Minions and Monsters Review:
The very common and curious thing worldwide about movie aspirations is standing out from the crowd and throwing away all comforts, if in possession of any. By setting the pill-sized, denim-strapped Minions on a cinematic voyage, Minions and Monsters endearingly humanise them, while also not robbing them of their slapstick nature. Pierre Coffin and Brian Lynch have penned their love letter to Hollywood in a weirdly bonkers fashion with this film.
The makers are clear about their intentions with the very first frame, where Universal's logo evolution is on display. In the present day, tour guide Olivia (Allison Janney) takes students on a tour to the film museum to tell the story of minions' contribution to films that is largely unspoken of. Cut to a flashback where, amidst the minions' relentless passion to serve a master and scavenging for resources, James (Pierre Coffin), along with his friends, find themselves in a movie unintentionally. There was no looking back, or we thought so, once they met filmmaker Max (Christoph Waltz). The tiny creatures were fun as long as they were cast in comical films. Once the studios decide to make serious films with them, they seem miscast and are eventually kicked out. The dejected minions once again take out a journey to serve a master while James and Henry (Coffin again) stay back to prove their critics wrong. They decide to make a movie on monsters.
Minions and Monsters is a very simple film that operates on the premise of the minions breaking away from servitude and nurturing a dream of their own. The decision to just keep it to that and mix pratfall humour with homages to old Hollywood films both liven up and dull the film at different points. But the laughs are done really well and are embedded within the homages. Take, for instance, the Modern Times trope in which the minions chase a group of bandits and Jesse Eisenberg's hilarious Dort (A parody of Gort from the 1951 film The Day the Earth Stood Still), neatly blend into the story. To add to it, the story has in it organically to put the already clumsy creatures into Keatonesque spaces that are competent both as humour and homage. The Oscar moments in James' head, where he pictures the award as a banana, were particularly rip-roaring. The incorporation of the suffragettes movement in the sub-plot was equally hilarious, especially given how Dort and his minion servants look clueless about any of these things.
Director: Pierre Coffin
Cast: Pierre Coffin, Christoph Waltz, Jesse Eisenberg, Allison Janney
This also comes at the expense of sacrificing the character development of James and Henry, who discover that they can be their own masters. To keep the comedy and tributes coming, the writers seem to have kept the narrative and arcs to a bare minimum. Having seen animated films imparting some of the most profound thoughts of life through their characters, Minions and Monsters are pregnant with a lot of such ideas, merely scratching the surface.
Another space where ideas remain ideas without effort in execution is the missed emotional payoffs. Now, one may question the rationale behind expecting these things in a fun watch featuring minions.
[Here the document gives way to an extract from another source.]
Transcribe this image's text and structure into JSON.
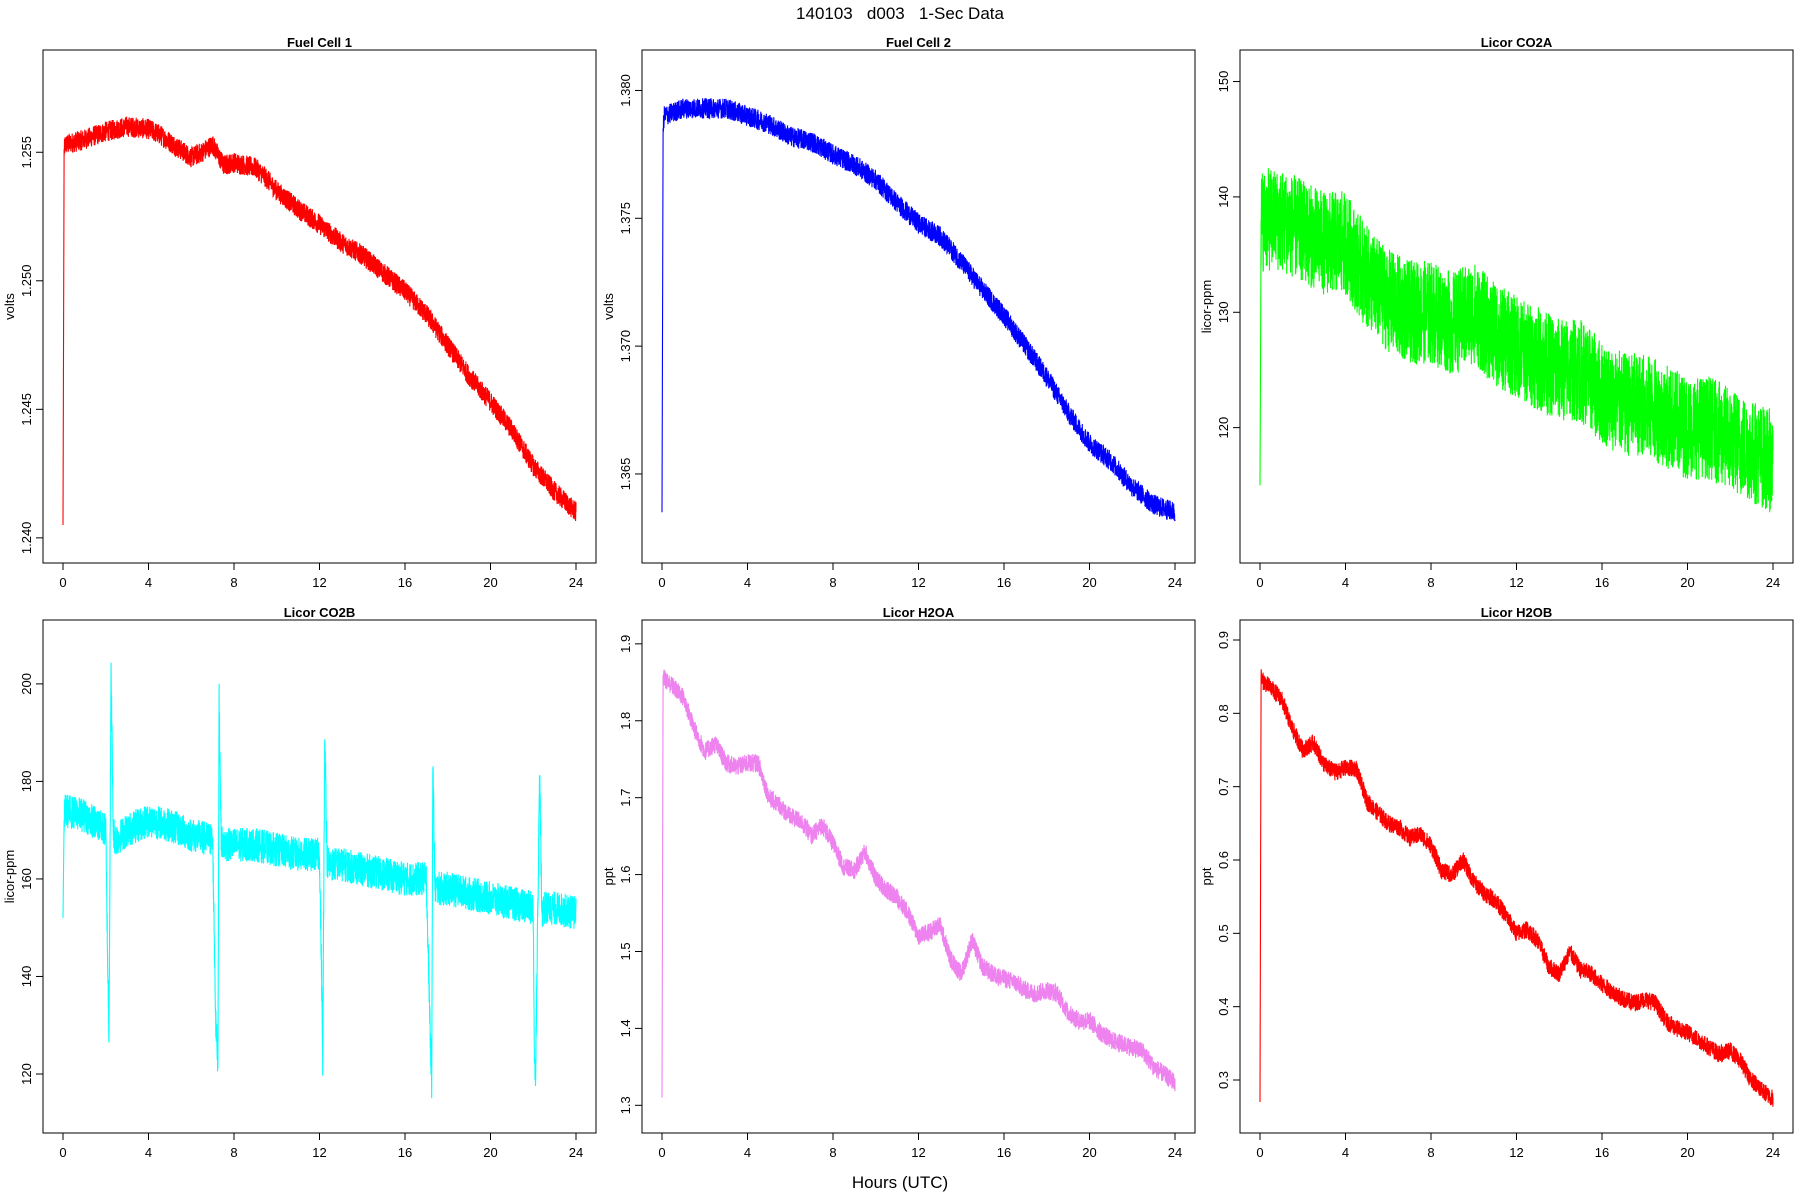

With the makers wanting to do something new, nuanced, and profound with minions while also refusing to do more with the characterizations, it is a classic case of wanting butter on both sides of the bread. The minions parting ways and reuniting to rescue Henry was one such space. Neither James nor Henry nor the rest of the minions ever feels pangs of separation from the other, resulting in their reunion falling flat.
Apart from the laughs and hat-tips, the film was also visually gratifying. The undercranked motion, atypical of the silent-era filmmaking (a hat-tip too), in the scene where the monsters Howard (Phil LaMarr) and Phillips (Bobby Moynihan) chase Henry, elaborate chases and uninterrupted wide framing brought freshness to the narrative. These techniques also helped the film greatly, as minions are tailor-made silent-comedy protagonists.
Despite shortcomings, Minions and Monsters succeeds where it matters the most: Fun. The film strikes gold in comical consistency, visual inventiveness, and its affection for the journey of cinema. The tiny yellow troublemakers compensate for the unrealised emotional potential with a heartfelt tribute to movies and their peculiar, zany physical humour.